The best program for Automatically optimize your computer’s ignition is Autoruns
This utility, which has the most comprehensive knowledge of auto-starting locations of any startup monitor, shows you what programs are configured to run during system bootup or login, and when you start various built-in Windows applications like Internet Explorer, Explorer and media players. These programs and drivers include ones in your startup folder, Run, RunOnce, and other Registry keys. Autoruns reports Explorer shell extensions, toolbars, browser helper objects, Winlogon notifications, auto-start services, and much more. Autoruns goes way beyond other autostart utilities.
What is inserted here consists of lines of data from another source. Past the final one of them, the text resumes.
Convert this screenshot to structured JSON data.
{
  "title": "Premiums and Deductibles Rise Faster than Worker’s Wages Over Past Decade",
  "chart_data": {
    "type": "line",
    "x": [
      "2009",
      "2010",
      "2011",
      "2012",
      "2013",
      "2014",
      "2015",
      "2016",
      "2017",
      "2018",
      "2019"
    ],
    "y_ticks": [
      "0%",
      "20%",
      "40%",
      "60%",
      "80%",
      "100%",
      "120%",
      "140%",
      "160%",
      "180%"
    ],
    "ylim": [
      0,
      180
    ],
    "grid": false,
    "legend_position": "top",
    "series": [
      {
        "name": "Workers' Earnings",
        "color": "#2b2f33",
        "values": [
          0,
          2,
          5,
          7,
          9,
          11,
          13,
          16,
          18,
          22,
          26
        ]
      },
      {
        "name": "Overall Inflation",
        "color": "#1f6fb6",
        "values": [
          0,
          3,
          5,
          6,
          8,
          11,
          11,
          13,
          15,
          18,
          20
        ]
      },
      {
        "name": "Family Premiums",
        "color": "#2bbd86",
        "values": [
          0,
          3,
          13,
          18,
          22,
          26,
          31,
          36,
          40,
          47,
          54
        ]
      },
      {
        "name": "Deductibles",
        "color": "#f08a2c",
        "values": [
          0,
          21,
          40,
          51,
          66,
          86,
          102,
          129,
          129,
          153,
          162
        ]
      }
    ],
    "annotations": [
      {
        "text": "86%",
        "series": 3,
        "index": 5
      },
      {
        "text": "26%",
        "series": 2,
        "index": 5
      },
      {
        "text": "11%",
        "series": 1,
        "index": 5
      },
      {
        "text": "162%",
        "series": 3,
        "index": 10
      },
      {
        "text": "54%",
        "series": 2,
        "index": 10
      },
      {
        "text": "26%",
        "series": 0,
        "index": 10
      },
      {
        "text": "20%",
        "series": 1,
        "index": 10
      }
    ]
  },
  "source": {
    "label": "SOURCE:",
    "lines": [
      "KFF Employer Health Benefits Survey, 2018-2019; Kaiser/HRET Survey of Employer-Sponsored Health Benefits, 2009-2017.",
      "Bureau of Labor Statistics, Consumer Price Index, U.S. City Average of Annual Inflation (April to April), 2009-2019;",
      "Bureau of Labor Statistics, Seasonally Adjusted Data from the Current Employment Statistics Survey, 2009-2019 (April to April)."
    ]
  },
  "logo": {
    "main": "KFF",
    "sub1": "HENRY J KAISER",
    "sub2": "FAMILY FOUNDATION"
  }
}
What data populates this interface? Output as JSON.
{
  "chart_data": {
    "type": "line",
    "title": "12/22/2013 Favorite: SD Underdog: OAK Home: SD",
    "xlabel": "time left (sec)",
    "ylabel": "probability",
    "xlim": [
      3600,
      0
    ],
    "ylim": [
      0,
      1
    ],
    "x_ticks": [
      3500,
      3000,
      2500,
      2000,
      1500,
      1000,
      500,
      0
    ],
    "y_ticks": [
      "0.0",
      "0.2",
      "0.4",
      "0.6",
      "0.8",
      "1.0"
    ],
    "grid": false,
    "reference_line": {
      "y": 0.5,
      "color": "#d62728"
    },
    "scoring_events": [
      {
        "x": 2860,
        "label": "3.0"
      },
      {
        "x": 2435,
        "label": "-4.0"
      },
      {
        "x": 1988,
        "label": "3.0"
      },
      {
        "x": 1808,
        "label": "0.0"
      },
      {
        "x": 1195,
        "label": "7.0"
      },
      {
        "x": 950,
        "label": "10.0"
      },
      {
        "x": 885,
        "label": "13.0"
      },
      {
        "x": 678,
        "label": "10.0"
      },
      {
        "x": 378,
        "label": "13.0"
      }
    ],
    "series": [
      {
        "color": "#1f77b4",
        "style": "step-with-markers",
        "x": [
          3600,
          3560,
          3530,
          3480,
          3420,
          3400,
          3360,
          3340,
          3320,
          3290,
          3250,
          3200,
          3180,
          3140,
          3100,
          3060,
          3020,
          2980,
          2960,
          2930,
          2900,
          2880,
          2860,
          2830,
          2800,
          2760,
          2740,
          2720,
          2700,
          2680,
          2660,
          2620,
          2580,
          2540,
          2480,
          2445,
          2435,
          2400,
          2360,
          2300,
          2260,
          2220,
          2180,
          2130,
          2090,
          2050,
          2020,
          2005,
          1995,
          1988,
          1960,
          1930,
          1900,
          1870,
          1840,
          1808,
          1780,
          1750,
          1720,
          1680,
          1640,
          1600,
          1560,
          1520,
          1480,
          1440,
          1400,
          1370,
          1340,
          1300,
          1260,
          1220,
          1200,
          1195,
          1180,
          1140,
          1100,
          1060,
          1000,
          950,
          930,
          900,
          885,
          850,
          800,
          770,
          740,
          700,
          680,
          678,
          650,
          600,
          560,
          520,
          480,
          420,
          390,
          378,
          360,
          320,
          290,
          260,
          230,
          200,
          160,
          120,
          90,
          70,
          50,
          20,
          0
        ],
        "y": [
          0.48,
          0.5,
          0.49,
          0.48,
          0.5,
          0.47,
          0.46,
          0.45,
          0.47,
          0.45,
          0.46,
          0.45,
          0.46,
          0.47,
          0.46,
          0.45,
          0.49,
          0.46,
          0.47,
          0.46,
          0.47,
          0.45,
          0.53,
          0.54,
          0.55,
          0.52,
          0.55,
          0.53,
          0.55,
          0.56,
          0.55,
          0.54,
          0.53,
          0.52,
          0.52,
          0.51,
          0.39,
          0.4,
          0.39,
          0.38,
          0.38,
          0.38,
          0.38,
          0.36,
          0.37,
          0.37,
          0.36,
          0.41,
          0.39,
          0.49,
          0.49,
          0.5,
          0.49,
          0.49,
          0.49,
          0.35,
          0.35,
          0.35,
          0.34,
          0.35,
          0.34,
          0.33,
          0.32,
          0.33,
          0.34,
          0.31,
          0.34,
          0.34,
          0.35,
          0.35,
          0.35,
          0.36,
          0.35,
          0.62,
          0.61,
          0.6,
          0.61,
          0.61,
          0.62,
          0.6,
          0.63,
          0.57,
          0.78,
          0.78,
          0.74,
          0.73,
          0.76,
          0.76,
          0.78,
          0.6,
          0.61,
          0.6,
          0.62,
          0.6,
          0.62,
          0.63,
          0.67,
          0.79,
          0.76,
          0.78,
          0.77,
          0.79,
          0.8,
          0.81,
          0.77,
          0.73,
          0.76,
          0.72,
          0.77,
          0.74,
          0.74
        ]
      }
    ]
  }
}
Simply run Autoruns and it shows you the currently configured auto-start applications as well as the full list of Registry and file system locations available for auto-start configuration. Autostart locations displayed by Autoruns include logon entries, Explorer add-ons, Internet Explorer add-ons including Browser Helper Objects (BHOs), Appinit DLLs, image hijacks, boot execute images, Winlogon notification DLLs, Windows Services and Winsock Layered Service Providers, media codecs, and more. Switch tabs to view autostarts from different categories.
To view the properties of an executable configured to run automatically, select it and use the Properties menu item or toolbar button. If Process Explorer is running and there is an active process executing the selected executable then the Process Explorer menu item in the Entry menu will open the process properties dialog box for the process executing the selected image.
Navigate to the Registry or file system location displayed or the configuration of an auto-start item by selecting the item and using the Jump to Entry menu item or toolbar button, and navigate to the location of an autostart image.
To disable an auto-start entry uncheck its check box. To delete an auto-start configuration entry use the Delete menu item or toolbar button.
The Options menu includes several display filtering options, such as only showing non-Windows entries, as well as access to a scan options dialog from where you can enable signature verification and Virus Total hash and file submission.
Select entries in the User menu to view auto-starting images for different user accounts.